Cette lecture historienne de la conférence de 1941 est extrêmement utile, souvent passionnante, et elle s’exprime par exemple dans l’introduction, la notice et les notes de l’édition française récente, avec une rigueur savante, et une information sans faille me semble-t-il. Il n’y a rien à y objecter, surtout de la part du non-spécialiste de Bultmann que je le suis.
Mais il me semble que cette lecture historienne précise et salutaire ne doit pas conduire à enfermer la réception de cet écrit dans son contexte historique. Je veux dire : la connaissance de la situation où s’exprimait Bultmann en 1941 ne doit pas nous faire délaisser la force d’interpellation contenue dans ces pages, pour nous, lecteurs qui la découvrons dans notre situation d’aujourd’hui, et nous priver de recevoir le questionnement sans détour qu’elles nous adressent.

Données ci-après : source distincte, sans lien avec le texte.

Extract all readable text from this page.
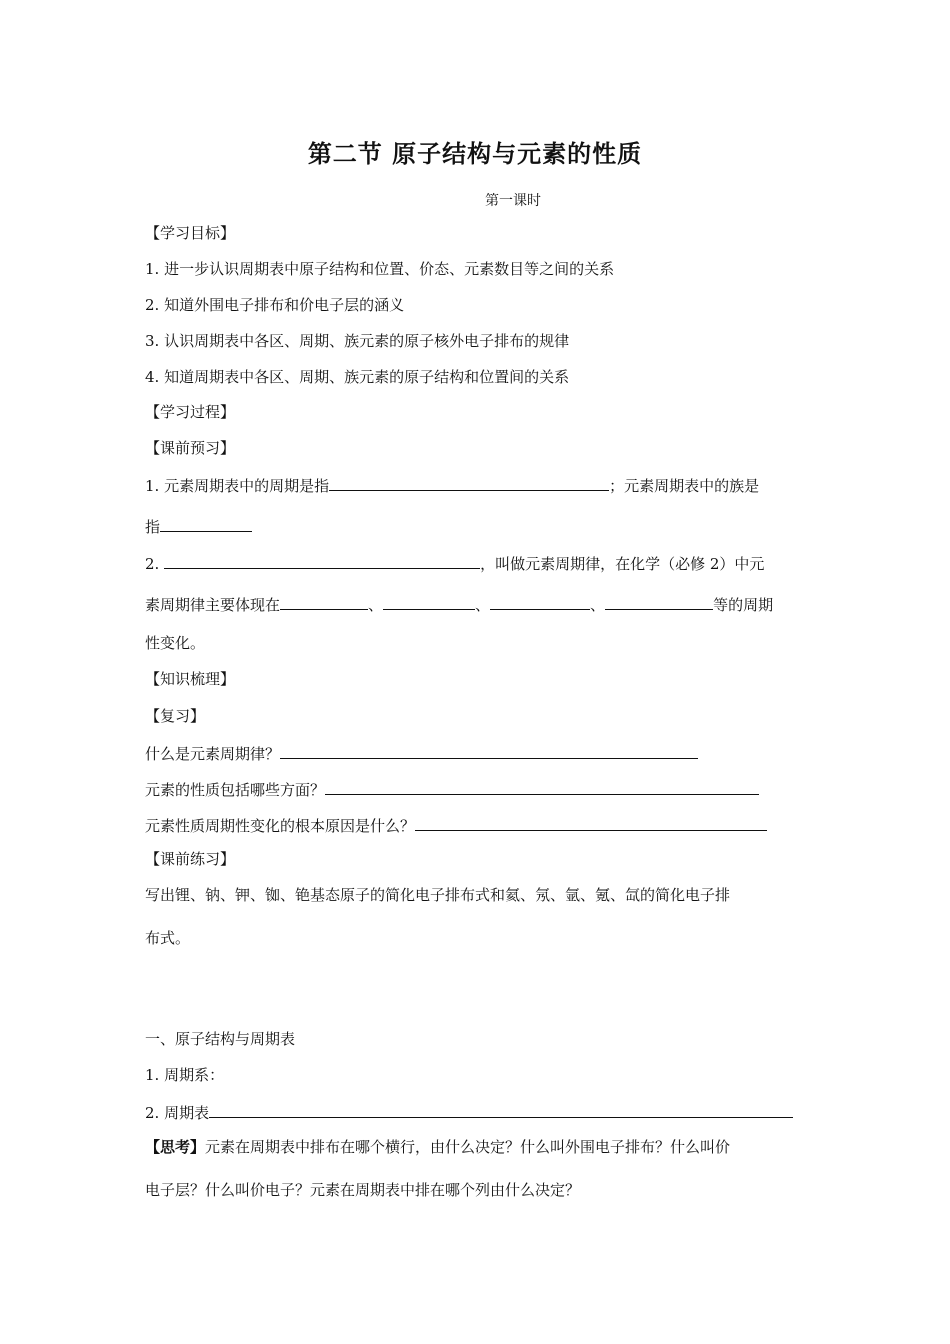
第二节 原子结构与元素的性质
第一课时
【学习目标】
1. 进一步认识周期表中原子结构和位置、价态、元素数目等之间的关系
2. 知道外围电子排布和价电子层的涵义
3. 认识周期表中各区、周期、族元素的原子核外电子排布的规律
4. 知道周期表中各区、周期、族元素的原子结构和位置间的关系
【学习过程】
【课前预习】
1. 元素周期表中的周期是指	；元素周期表中的族是
指
2.	，叫做元素周期律，在化学（必修 2）中元
素周期律主要体现在	、	、	、	等的周期
性变化。
【知识梳理】
【复习】
什么是元素周期律？
元素的性质包括哪些方面？
元素性质周期性变化的根本原因是什么？
【课前练习】
写出锂、钠、钾、铷、铯基态原子的简化电子排布式和氦、氖、氩、氪、氙的简化电子排
布式。
一、原子结构与周期表
1. 周期系：
2. 周期表
【思考】元素在周期表中排布在哪个横行，由什么决定？什么叫外围电子排布？什么叫价
电子层？什么叫价电子？元素在周期表中排在哪个列由什么决定？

Prenons-en un exemple, qui ne concerne pas particulièrement cette édition ni ses éditeurs, mais la réception présente de Bultmann, de façon plus large. Il est fréquent de lire à ce propos (enfin, fréquent… pour autant que la lecture de Bultmann soit fréquente 14) que l’on doit se prémunir contre une interprétation simpliste de la « démythologisation ». En effet, Bultmann lui-même n’a cessé de mettre en garde contre une compréhension qui ferait de la démythologisation une opération « sélective », vouée à trier dans le Nouveau Testament ce qui serait mythique et ce qui ne le serait pas. L’auteur prévient contre cette façon de le lire, pour la raison essentielle que, de son point de vue, toute l’image du monde contenue dans le Nouveau testament est mythologique, et que si donc il s’agissait de trier l’ivraie mythologique du bon grain néotestamentaire, on aboutirait à tout enlever et à ne rien conserver du tout.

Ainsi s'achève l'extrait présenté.